Mimi Ciora is an artist and cultural operator with a multidimensional vision of art and education. She holds a master’s degree in visual arts, specializing in Graphics – Matter and Concept, from the Faculty of Arts and Design in Timișoara, and in 2020 she co-founded the artist-run space Indecis. The space functions as a creative refuge dedicated to promoting contemporary art, supporting artists from diverse fields, and implementing non-formal educational programs.
In her artistic practice, she experiments with drawing, installation, video, performance, and comics, exploring themes such as nonhuman communication, ecology, and the intersections between science and fiction. Her projects demonstrate a deep interest in natural processes and the ways in which they can generate new forms of artistic thought, highlighting both the impact of human intervention on the environment and the subtle connections that bind us together.

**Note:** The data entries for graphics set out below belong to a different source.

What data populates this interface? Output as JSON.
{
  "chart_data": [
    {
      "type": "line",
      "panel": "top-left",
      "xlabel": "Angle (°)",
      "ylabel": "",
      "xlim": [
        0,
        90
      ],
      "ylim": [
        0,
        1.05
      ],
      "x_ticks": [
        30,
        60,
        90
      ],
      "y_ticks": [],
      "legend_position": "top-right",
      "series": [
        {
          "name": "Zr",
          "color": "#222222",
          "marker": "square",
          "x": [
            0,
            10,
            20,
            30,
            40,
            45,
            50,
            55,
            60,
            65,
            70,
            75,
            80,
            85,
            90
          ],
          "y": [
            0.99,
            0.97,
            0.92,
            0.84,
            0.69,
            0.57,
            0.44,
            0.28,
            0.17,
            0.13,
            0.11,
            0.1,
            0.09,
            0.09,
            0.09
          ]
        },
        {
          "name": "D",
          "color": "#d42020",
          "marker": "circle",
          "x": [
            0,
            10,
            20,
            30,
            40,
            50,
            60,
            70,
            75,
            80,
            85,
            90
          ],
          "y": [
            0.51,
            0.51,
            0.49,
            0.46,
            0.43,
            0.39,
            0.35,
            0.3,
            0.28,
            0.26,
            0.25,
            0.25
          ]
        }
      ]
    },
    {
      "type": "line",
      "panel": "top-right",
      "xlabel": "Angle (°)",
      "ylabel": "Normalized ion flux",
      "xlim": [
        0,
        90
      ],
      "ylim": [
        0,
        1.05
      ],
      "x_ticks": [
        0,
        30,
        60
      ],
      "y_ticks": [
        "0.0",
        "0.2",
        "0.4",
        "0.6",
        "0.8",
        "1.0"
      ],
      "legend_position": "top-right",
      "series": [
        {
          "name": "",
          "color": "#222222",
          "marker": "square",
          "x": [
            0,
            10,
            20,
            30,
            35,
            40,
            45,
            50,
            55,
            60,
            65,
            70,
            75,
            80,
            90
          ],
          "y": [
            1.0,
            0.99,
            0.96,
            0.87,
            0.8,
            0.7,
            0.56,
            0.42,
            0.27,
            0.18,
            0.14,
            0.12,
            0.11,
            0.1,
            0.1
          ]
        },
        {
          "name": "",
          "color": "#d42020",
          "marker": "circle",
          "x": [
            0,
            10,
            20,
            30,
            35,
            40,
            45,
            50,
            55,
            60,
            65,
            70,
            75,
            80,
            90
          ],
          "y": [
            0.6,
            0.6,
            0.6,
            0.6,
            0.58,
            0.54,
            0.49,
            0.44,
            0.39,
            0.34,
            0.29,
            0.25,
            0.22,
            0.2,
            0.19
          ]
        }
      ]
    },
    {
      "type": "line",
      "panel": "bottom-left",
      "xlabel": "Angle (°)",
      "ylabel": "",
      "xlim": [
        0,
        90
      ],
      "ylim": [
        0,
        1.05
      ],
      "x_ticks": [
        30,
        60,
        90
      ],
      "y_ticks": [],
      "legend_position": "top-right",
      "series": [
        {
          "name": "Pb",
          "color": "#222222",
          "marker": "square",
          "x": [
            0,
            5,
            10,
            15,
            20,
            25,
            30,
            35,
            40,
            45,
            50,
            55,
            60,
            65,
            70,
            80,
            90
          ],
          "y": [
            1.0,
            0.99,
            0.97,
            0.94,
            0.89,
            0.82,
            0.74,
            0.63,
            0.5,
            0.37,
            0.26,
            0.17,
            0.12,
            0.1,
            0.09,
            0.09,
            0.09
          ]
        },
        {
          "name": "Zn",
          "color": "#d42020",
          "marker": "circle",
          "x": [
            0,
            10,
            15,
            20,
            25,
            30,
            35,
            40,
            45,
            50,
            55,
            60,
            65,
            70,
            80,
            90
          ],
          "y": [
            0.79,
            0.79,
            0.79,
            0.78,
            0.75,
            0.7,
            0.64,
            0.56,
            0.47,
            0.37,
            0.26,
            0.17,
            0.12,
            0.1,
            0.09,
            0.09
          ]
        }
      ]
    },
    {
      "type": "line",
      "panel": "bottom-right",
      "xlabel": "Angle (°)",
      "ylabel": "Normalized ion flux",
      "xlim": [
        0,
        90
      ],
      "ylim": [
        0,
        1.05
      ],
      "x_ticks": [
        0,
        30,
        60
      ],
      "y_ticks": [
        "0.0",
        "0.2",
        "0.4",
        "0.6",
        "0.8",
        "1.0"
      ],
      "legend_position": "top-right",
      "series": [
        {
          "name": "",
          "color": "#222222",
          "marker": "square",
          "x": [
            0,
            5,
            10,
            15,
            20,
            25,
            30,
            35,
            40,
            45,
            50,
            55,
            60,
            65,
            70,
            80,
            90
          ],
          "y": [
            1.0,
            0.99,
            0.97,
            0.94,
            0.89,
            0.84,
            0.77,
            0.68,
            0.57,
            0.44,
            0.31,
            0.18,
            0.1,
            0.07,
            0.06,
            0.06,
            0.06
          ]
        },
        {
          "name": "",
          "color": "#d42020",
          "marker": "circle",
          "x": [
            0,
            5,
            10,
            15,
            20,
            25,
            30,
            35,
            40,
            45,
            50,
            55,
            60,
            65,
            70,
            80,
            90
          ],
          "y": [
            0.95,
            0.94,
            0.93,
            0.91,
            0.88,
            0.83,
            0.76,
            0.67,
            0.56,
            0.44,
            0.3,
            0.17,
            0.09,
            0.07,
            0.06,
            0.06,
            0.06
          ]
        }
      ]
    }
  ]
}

It is not easy for me to speak about or create works on that period of my childhood — a fragmented childhood, deprived of safety, especially during the years spent in an apartment building where abuse was in plain sight, yet invisible to those who could have intervened.
Unfortunately, help came only too late, when the traumas were already deeply rooted and physical and emotional suffering had become part of everyday life.
In a context where the promises of change in the early 1990s only deepened precarity, victims were not only ignored but also stigmatized: abused women became “those who make trouble,” “those who don’t work,” “those who are weak.”
I grew up carrying the shame of others and the pain of an unhealed mother, while being judged in exactly the same way as she was. My works speak of this traumatic inheritance, of how deeply domestic violence imprints itself not only on a woman’s body but also on the mind of the child who witnesses it. They form an archive of painful memories, an attempt to transform shame into form and trauma into awareness. Because education, dialogue, and art can sometimes be the beginning of healing.